En ese contexto, la legalidad estatal se estructura apegada al proceso de acumulación de poder y capital por desposesión al tiempo que, esto deja de ser único de los partidos liberales al imponerse la tercera vía que vacía el proyecto socialdemócrata de componentes anticapitalistas y que ha sido incapaz de responder ante las ataduras existentes entre las fuerzas del mercado financiero y la exclusión social, convirtiendo el Estado en un mero agente al servicio de las necesidades del mercado y los grandes capitales.
Asistimos a la restauración de la concepción del ejecutivo como poder absoluto y autocrático al que Hobbes ejemplificaba con el Leviatán, un monstruo de origen bíblico de poder absoluto. Entre el Leviatán y el nuevo orden apenas hay diferencias. En las monarquías absolutas el soberano era el propietario de todo, ahora es un expropiador que decide la atribución de la propiedad privada de los medios de producción y la servidumbre subsisten reencarnada en personas dominadas y precarizadas.
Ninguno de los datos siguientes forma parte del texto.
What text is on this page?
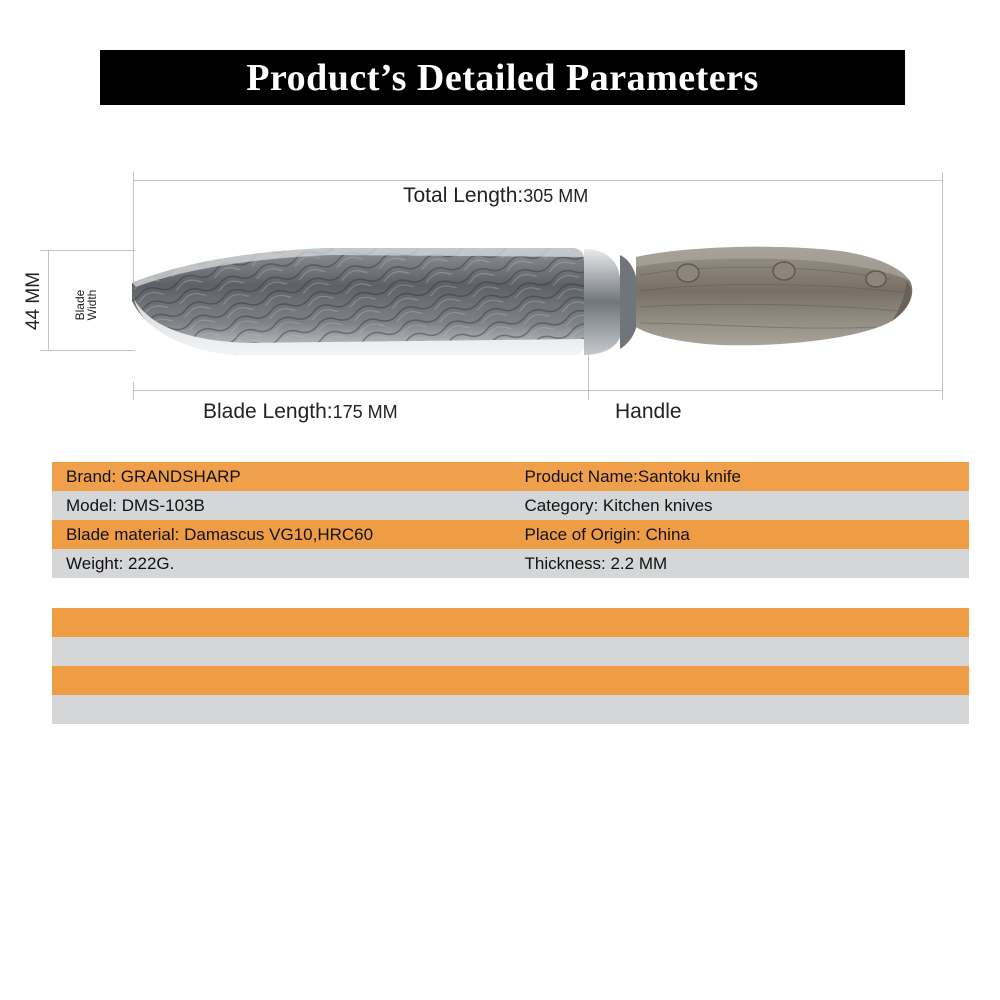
Product’s Detailed Parameters
Total Length:305 MM
44 MM Blade
Width
Blade Length:175 MM	Handle
Brand: GRANDSHARP	Product Name:Santoku knife
Model: DMS-103B	Category: Kitchen knives
Blade material: Damascus VG10,HRC60	Place of Origin: China
Weight: 222G.	Thickness: 2.2 MM
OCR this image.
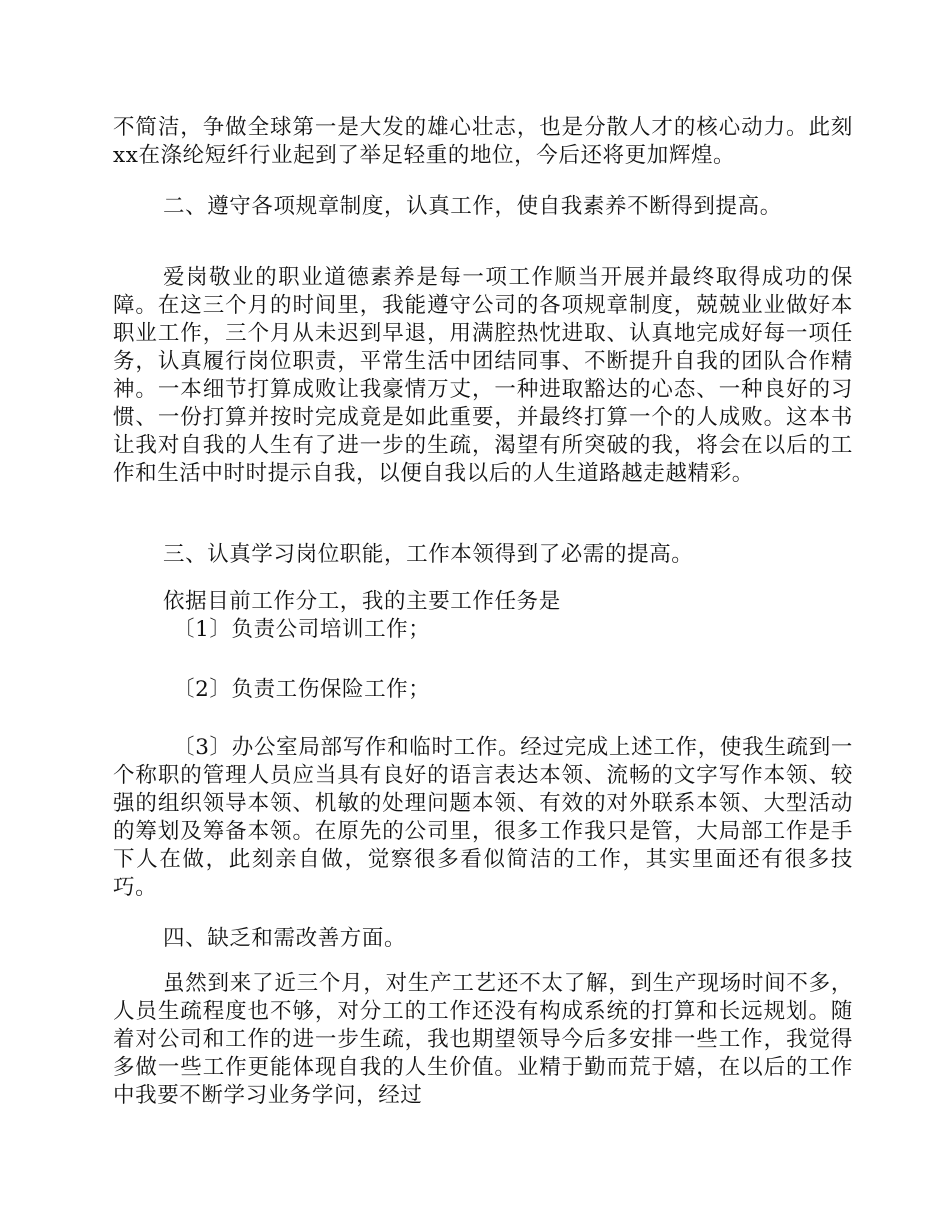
不简洁，争做全球第一是大发的雄心壮志，也是分散人才的核心动力。此刻xx在涤纶短纤行业起到了举足轻重的地位，今后还将更加辉煌。

二、遵守各项规章制度，认真工作，使自我素养不断得到提高。

爱岗敬业的职业道德素养是每一项工作顺当开展并最终取得成功的保障。在这三个月的时间里，我能遵守公司的各项规章制度，兢兢业业做好本职业工作，三个月从未迟到早退，用满腔热忱进取、认真地完成好每一项任务，认真履行岗位职责，平常生活中团结同事、不断提升自我的团队合作精神。一本细节打算成败让我豪情万丈，一种进取豁达的心态、一种良好的习惯、一份打算并按时完成竟是如此重要，并最终打算一个的人成败。这本书让我对自我的人生有了进一步的生疏，渴望有所突破的我，将会在以后的工作和生活中时时提示自我，以便自我以后的人生道路越走越精彩。

三、认真学习岗位职能，工作本领得到了必需的提高。

依据目前工作分工，我的主要工作任务是

〔1〕负责公司培训工作；

〔2〕负责工伤保险工作；

〔3〕办公室局部写作和临时工作。经过完成上述工作，使我生疏到一个称职的管理人员应当具有良好的语言表达本领、流畅的文字写作本领、较强的组织领导本领、机敏的处理问题本领、有效的对外联系本领、大型活动的筹划及筹备本领。在原先的公司里，很多工作我只是管，大局部工作是手下人在做，此刻亲自做，觉察很多看似简洁的工作，其实里面还有很多技巧。

四、缺乏和需改善方面。

虽然到来了近三个月，对生产工艺还不太了解，到生产现场时间不多，人员生疏程度也不够，对分工的工作还没有构成系统的打算和长远规划。随着对公司和工作的进一步生疏，我也期望领导今后多安排一些工作，我觉得多做一些工作更能体现自我的人生价值。业精于勤而荒于嬉，在以后的工作中我要不断学习业务学问，经过
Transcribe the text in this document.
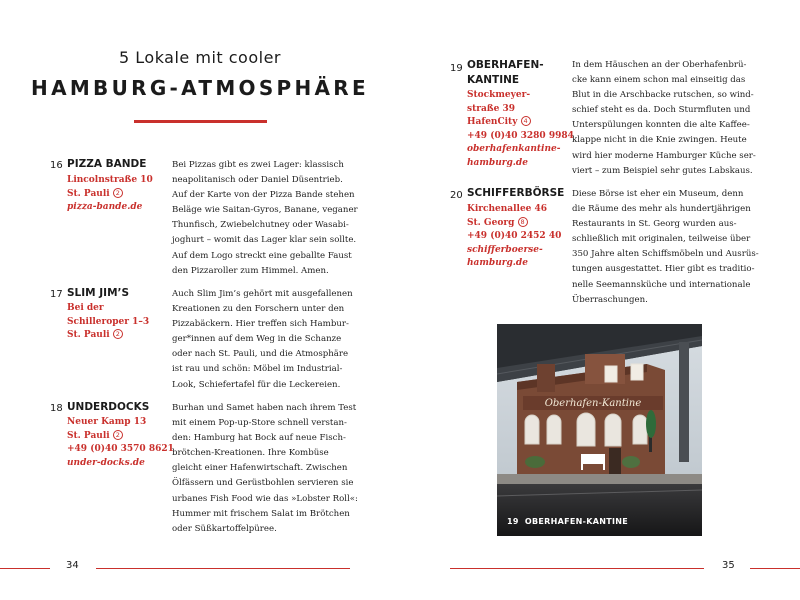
5 Lokale mit cooler
HAMBURG-ATMOSPHÄRE
16 PIZZA BANDE
Lincolnstraße 10
St. Pauli 2
pizza-bande.de
Bei Pizzas gibt es zwei Lager: klassisch
neapolitanisch oder Daniel Düsentrieb.
Auf der Karte von der Pizza Bande stehen
Beläge wie Saitan-Gyros, Banane, veganer
Thunfisch, Zwiebelchutney oder Wasabi-
joghurt – womit das Lager klar sein sollte.
Auf dem Logo streckt eine geballte Faust
den Pizzaroller zum Himmel. Amen.
17 SLIM JIM’S
Bei der
Schilleroper 1–3
St. Pauli 2
Auch Slim Jim’s gehört mit ausgefallenen
Kreationen zu den Forschern unter den
Pizzabäckern. Hier treffen sich Hambur-
ger*innen auf dem Weg in die Schanze
oder nach St. Pauli, und die Atmosphäre
ist rau und schön: Möbel im Industrial-
Look, Schiefertafel für die Leckereien.
18 UNDERDOCKS
Neuer Kamp 13
St. Pauli 2
+49 (0)40 3570 8621
under-docks.de
Burhan und Samet haben nach ihrem Test
mit einem Pop-up-Store schnell verstan-
den: Hamburg hat Bock auf neue Fisch-
brötchen-Kreationen. Ihre Kombüse
gleicht einer Hafenwirtschaft. Zwischen
Ölfässern und Gerüstbohlen servieren sie
urbanes Fish Food wie das »Lobster Roll«:
Hummer mit frischem Salat im Brötchen
oder Süßkartoffelpüree.
34
19 OBERHAFEN-
KANTINE
Stockmeyer-
straße 39
HafenCity 4
+49 (0)40 3280 9984
oberhafenkantine-
hamburg.de
In dem Häuschen an der Oberhafenbrü-
cke kann einem schon mal einseitig das
Blut in die Arschbacke rutschen, so wind-
schief steht es da. Doch Sturmfluten und
Unterspülungen konnten die alte Kaffee-
klappe nicht in die Knie zwingen. Heute
wird hier moderne Hamburger Küche ser-
viert – zum Beispiel sehr gutes Labskaus.
20 SCHIFFERBÖRSE
Kirchenallee 46
St. Georg 8
+49 (0)40 2452 40
schifferboerse-
hamburg.de
Diese Börse ist eher ein Museum, denn
die Räume des mehr als hundertjährigen
Restaurants in St. Georg wurden aus-
schließlich mit originalen, teilweise über
350 Jahre alten Schiffsmöbeln und Ausrüs-
tungen ausgestattet. Hier gibt es traditio-
nelle Seemannsküche und internationale
Überraschungen.
Oberhafen-Kantine
19 OBERHAFEN-KANTINE
35
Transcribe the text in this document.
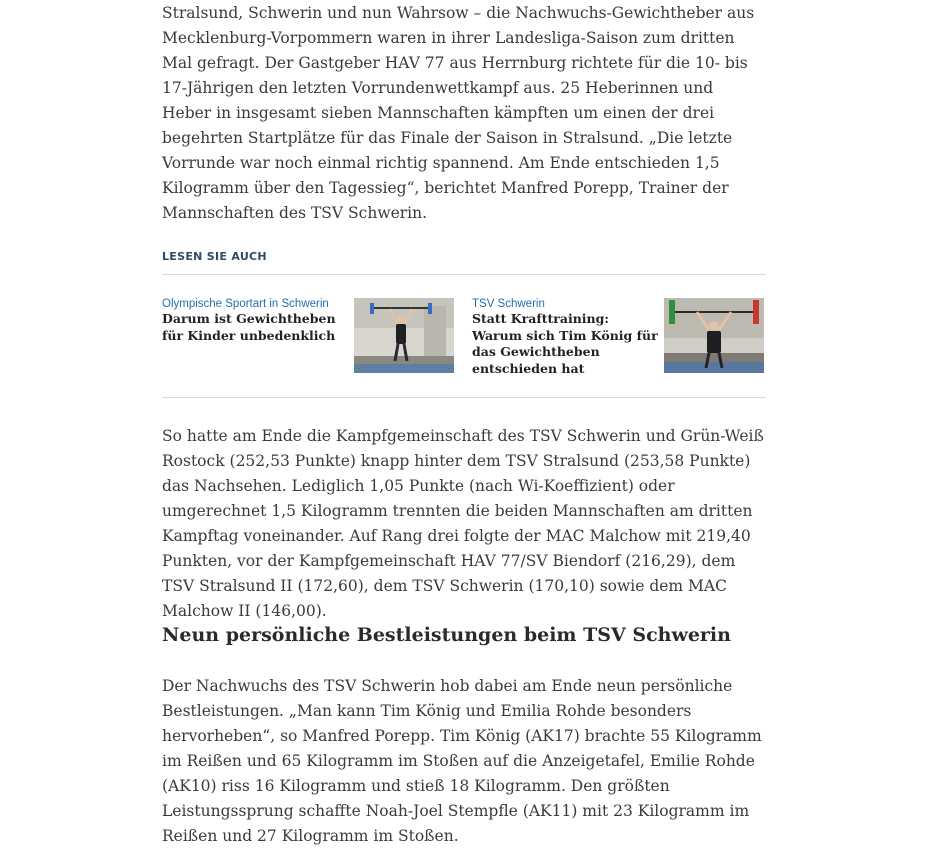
Stralsund, Schwerin und nun Wahrsow – die Nachwuchs-Gewichtheber aus Mecklenburg-Vorpommern waren in ihrer Landesliga-Saison zum dritten Mal gefragt. Der Gastgeber HAV 77 aus Herrnburg richtete für die 10- bis 17-Jährigen den letzten Vorrundenwettkampf aus. 25 Heberinnen und Heber in insgesamt sieben Mannschaften kämpften um einen der drei begehrten Startplätze für das Finale der Saison in Stralsund. „Die letzte Vorrunde war noch einmal richtig spannend. Am Ende entschieden 1,5 Kilogramm über den Tagessieg“, berichtet Manfred Porepp, Trainer der Mannschaften des TSV Schwerin.

LESEN SIE AUCH
Olympische Sportart in Schwerin
Darum ist Gewichtheben für Kinder unbedenklich
TSV Schwerin
Statt Krafttraining: Warum sich Tim König für das Gewichtheben entschieden hat

So hatte am Ende die Kampfgemeinschaft des TSV Schwerin und Grün-Weiß Rostock (252,53 Punkte) knapp hinter dem TSV Stralsund (253,58 Punkte) das Nachsehen. Lediglich 1,05 Punkte (nach Wi-Koeffizient) oder umgerechnet 1,5 Kilogramm trennten die beiden Mannschaften am dritten Kampftag voneinander. Auf Rang drei folgte der MAC Malchow mit 219,40 Punkten, vor der Kampfgemeinschaft HAV 77/SV Biendorf (216,29), dem TSV Stralsund II (172,60), dem TSV Schwerin (170,10) sowie dem MAC Malchow II (146,00).

Neun persönliche Bestleistungen beim TSV Schwerin

Der Nachwuchs des TSV Schwerin hob dabei am Ende neun persönliche Bestleistungen. „Man kann Tim König und Emilia Rohde besonders hervorheben“, so Manfred Porepp. Tim König (AK17) brachte 55 Kilogramm im Reißen und 65 Kilogramm im Stoßen auf die Anzeigetafel, Emilie Rohde (AK10) riss 16 Kilogramm und stieß 18 Kilogramm. Den größten Leistungssprung schaffte Noah-Joel Stempfle (AK11) mit 23 Kilogramm im Reißen und 27 Kilogramm im Stoßen.
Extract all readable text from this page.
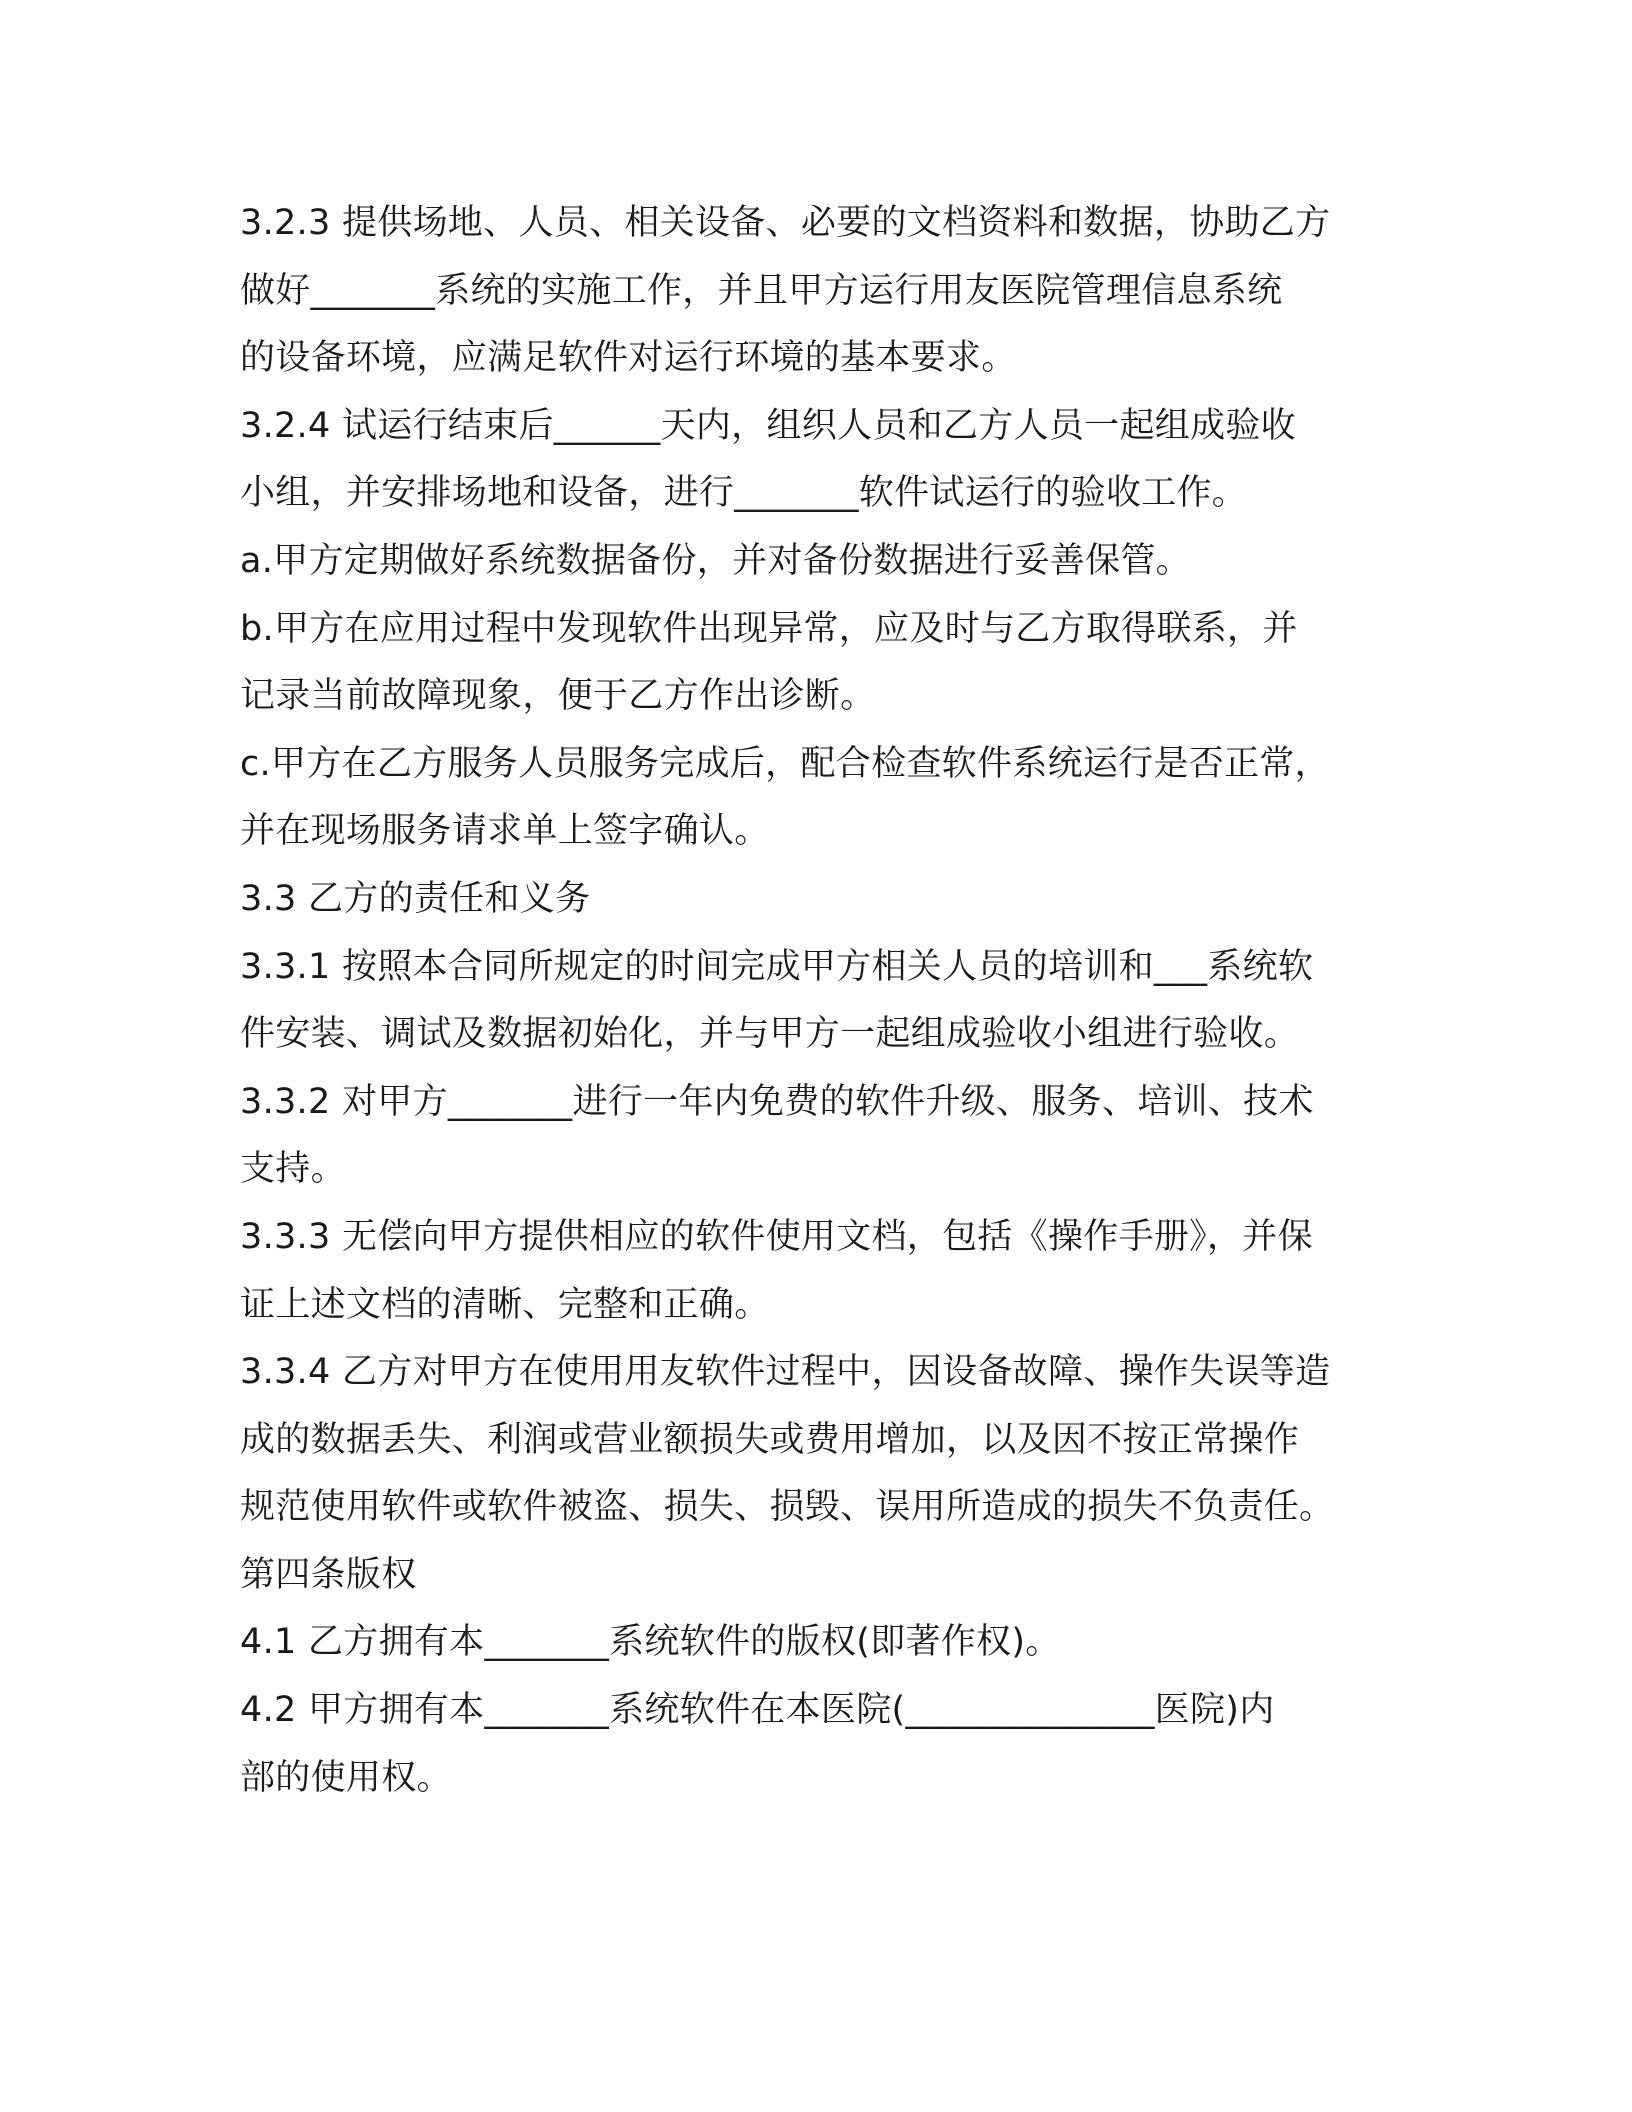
3.2.3 提供场地、人员、相关设备、必要的文档资料和数据，协助乙方
做好_______系统的实施工作，并且甲方运行用友医院管理信息系统
的设备环境，应满足软件对运行环境的基本要求。
3.2.4 试运行结束后______天内，组织人员和乙方人员一起组成验收
小组，并安排场地和设备，进行_______软件试运行的验收工作。
a.甲方定期做好系统数据备份，并对备份数据进行妥善保管。
b.甲方在应用过程中发现软件出现异常，应及时与乙方取得联系，并
记录当前故障现象，便于乙方作出诊断。
c.甲方在乙方服务人员服务完成后，配合检查软件系统运行是否正常，
并在现场服务请求单上签字确认。
3.3 乙方的责任和义务
3.3.1 按照本合同所规定的时间完成甲方相关人员的培训和___系统软
件安装、调试及数据初始化，并与甲方一起组成验收小组进行验收。
3.3.2 对甲方_______进行一年内免费的软件升级、服务、培训、技术
支持。
3.3.3 无偿向甲方提供相应的软件使用文档，包括《操作手册》，并保
证上述文档的清晰、完整和正确。
3.3.4 乙方对甲方在使用用友软件过程中，因设备故障、操作失误等造
成的数据丢失、利润或营业额损失或费用增加，以及因不按正常操作
规范使用软件或软件被盗、损失、损毁、误用所造成的损失不负责任。
第四条版权
4.1 乙方拥有本_______系统软件的版权(即著作权)。
4.2 甲方拥有本_______系统软件在本医院(______________医院)内
部的使用权。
La acumulación de poder por parte del Estado, se impone en la asimilación popular del sentido común dominante que ha sido interiorizado y asumido. Legitimar una dominación es dar toda la fuerza de la razón al interés del más fuerte, que supone la puesta en práctica de una violencia simbólica socialmente aceptable, como defiende el sociólogo francés Pierre Bourdieu.
Se impone la técnica penal de guerra preventiva en defensa de los criterios “morales” del sistema neoliberal, empleándose contra el terrorismo y la inmigración; se penalizan comportamientos que lesionan valores sino los riesgos potenciales para la seguridad del Estado.
El miedo construye escenarios de riesgos en la subjetividad colectiva y altera la vida cotidiana mediante la angustia, el temor y una sensación de peligro latente, se trata de la mejor forma de fomentar la fragmentación social y el individualismo, de erosionar la vida comunitaria y la solidaridad.
Generalmente esta dominación se sustenta en una supuesta defensa del orden y la seguridad pública, pero disfrazan el aumento de los dispositivos represivos hacia la ciudadanía, como la aprobación de la Ley Mordaza y el nuevo Código Penal, que son vendidos políticamente como una necesidad para una mayor seguridad ciudadana. La imposición de unos capitales específicos, que instaura un sistema de posiciones de poder para retener y expulsar a quienes no asumen sus reglas de su funcionamiento.
Paradigmático es la utilización del delito de terrorismo a los jóvenes detenidos en Alsasua tras una reyerta con miembros de la Guardia Civil, o la vulneración del derecho a huelga de los trabajadores de EULEN en el aeropuerto barcelonés tras la alegación de una situación de alerta terrorista para imponer la sustitución del personal que presta el servicio por miembros de la Guardia Civil. Pero también es en este contexto en el que es más fácil perseguir a activistas sociales, como el caso de plena actualidad del activista ecologista Juan Clavero o el encarcelamiento del sindicalista Andrés Bódalo.
En definitiva, la lucha política es una lucha por imponer una visión legítima del mundo social, por mantener o subvertir el orden simbólico representado por el Estado. Este es el principal reto político al que no enfrentemos, la lucha por la disputa al Estado, del orden y la seguridad.
Y frente a la seguridad del leviatán y del autoritarismo, debemos apelar a que no hay orden y seguridad posibles en sociedades donde el desempleo, la precariedad, la pobreza son la realidad social. No es posible la lucha contra el terrorismo si no se deja de comercializar con los estados que financia a organizaciones terroristas. No hay seguridad posible sin derechos para todas.